You have to hand it to the folks on Right Wing Avenue and their obsession with destroying public education and treating kids like just every other product for the free market to sort out, like shoes, mp3 players, and potato chips.
The market fundamentalists are relentless in their crusade to privatize public schools and don’t mind ignoring facts and social science if they have to. They are even willing to temporarily put aside their normal demonization of the poor.
WPTF News Director Rick Martinez does all that and more in his latest column for the News & Observer, arguing that North Carolina public schools are incapable of educating the vast majority of minority children in the state and the only solution is to send them to private schools.
As part of the tangled and distorted web he weaves to support that outrageous statement, he claims that public schools are set up to benefit teachers and that “kids are just the vehicles for their enrichment.”
That’s an assertion that manages to impugn the integrity of both public school officials and classroom teachers, who will no doubt be surprised to learn that they are becoming rich in their efforts to help children learn.
Martinez then moves on to condemn Wake County Schools for its latest school reassignment plan that he says will “bus thousands of kids away from their neighborhood schools, based partly on an unproven theory that putting a low-income kid next to a rich kid makes the poor kid smarter.”
Wake County Schools have been praised nationwide for maintaining both economically diverse schools and high student achievement. The system’s graduation rate is the second highest among the 50 largest school systems in the country.
The latest reassignment plan affects roughly 6,800 of the system’s 134,000 students. Even the most strident opponents of the proposal admit that half of the reassignments are related to growth and the need for new schools and are not related to diversity goals.
That means 2.5 percent of Wake County students face reassignment because of the system’s policy to try to keep schools economically diverse. It doesn’t make poor kids smarter, but research shows it makes it more likely that they will do well than if they were in a school with a high percentage of poor kids.
Richard Kahlenburg at the Century Foundation is one of many scholars who argue that economic diversity in schools is vital to help poor students succeed and cites plenty of studies to back it up.
A 2002 Wisconsin study found that poor students improved on math and reading tests for every increase in the percentage of middle class kids in their class. The same study found that test scores of poor kids in economically diverse middle schools were dramatically higher than those of poor students in poor schools.
The kids don’t get smarter, they have a better learning environment, they are pushed more by their peers, teachers and principals are better qualified, and more parents are involved with the school.
After raising Wake County’s reassignment plan as an issue, Martinez admits that growth plays a role too and moves on to slam Charlotte-Mecklenburg schools for its failure to convince good teachers to transfer to poor schools. Charlotte does not use economic diversity as a criterion for reassignment, which Martinez doesn’t mention.
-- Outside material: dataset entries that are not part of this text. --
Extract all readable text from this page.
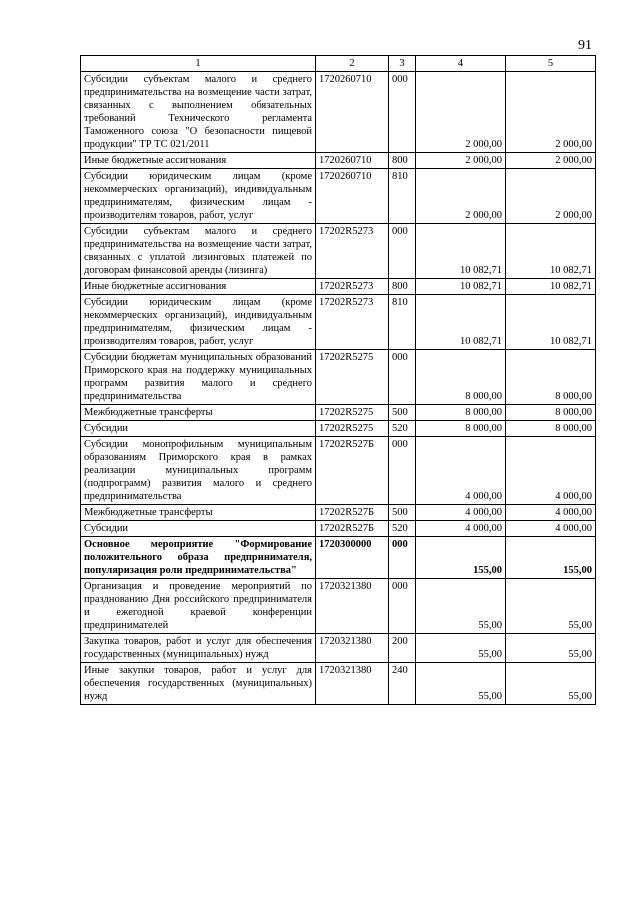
91
1	2	3	4	5
Субсидии субъектам малого и среднего предпринимательства на возмещение части затрат, связанных с выполнением обязательных требований Технического регламента Таможенного союза "О безопасности пищевой продукции" ТР ТС 021/2011	1720260710	000	2 000,00	2 000,00
Иные бюджетные ассигнования	1720260710	800	2 000,00	2 000,00
Субсидии юридическим лицам (кроме некоммерческих организаций), индивидуальным предпринимателям, физическим лицам - производителям товаров, работ, услуг	1720260710	810	2 000,00	2 000,00
Субсидии субъектам малого и среднего предпринимательства на возмещение части затрат, связанных с уплатой лизинговых платежей по договорам финансовой аренды (лизинга)	17202R5273	000	10 082,71	10 082,71
Иные бюджетные ассигнования	17202R5273	800	10 082,71	10 082,71
Субсидии юридическим лицам (кроме некоммерческих организаций), индивидуальным предпринимателям, физическим лицам - производителям товаров, работ, услуг	17202R5273	810	10 082,71	10 082,71
Субсидии бюджетам муниципальных образований Приморского края на поддержку муниципальных программ развития малого и среднего предпринимательства	17202R5275	000	8 000,00	8 000,00
Межбюджетные трансферты	17202R5275	500	8 000,00	8 000,00
Субсидии	17202R5275	520	8 000,00	8 000,00
Субсидии монопрофильным муниципальным образованиям Приморского края в рамках реализации муниципальных программ (подпрограмм) развития малого и среднего предпринимательства	17202R527Б	000	4 000,00	4 000,00
Межбюджетные трансферты	17202R527Б	500	4 000,00	4 000,00
Субсидии	17202R527Б	520	4 000,00	4 000,00
Основное мероприятие "Формирование положительного образа предпринимателя, популяризация роли предпринимательства"	1720300000	000	155,00	155,00
Организация и проведение мероприятий по празднованию Дня российского предпринимателя и ежегодной краевой конференции предпринимателей	1720321380	000	55,00	55,00
Закупка товаров, работ и услуг для обеспечения государственных (муниципальных) нужд	1720321380	200	55,00	55,00
Иные закупки товаров, работ и услуг для обеспечения государственных (муниципальных) нужд	1720321380	240	55,00	55,00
Instead he warns against “leaving our children’s future in the hands of pandering politicians and self-serving educators” and then criticizes the NAACP for a march this coming weekend. The group and its allies are gathering to build support for a 14-point People’s Agenda that focuses on anti-racism and anti-poverty initiatives like affordable housing, health care, and higher wages for low-income workers.
Martinez says the agenda is “14 points too long” and that the march will accomplish nothing, that the “time for marches and agendas is over” and the NAACP should instead be raising money for scholarships to private schools.
Nice of him to declare that race and poverty are no longer problems, but millions of North Carolinians know that’s absurd. They also understand that there is an undeniable correlation between poverty and how well kids do in school. Helping poor families helps poor students succeed.
So does keeping schools economically balanced. Wake County proves that and so does the research. Let’s hope the marches and the agendas roll on, and not only to demand more support for poor families, but also to reaffirm our community’s commitment to a strong, diverse, and successful public school system. That’s the best way to answer what is the real threat to our children’s future, the market zealots and their ideological crusade.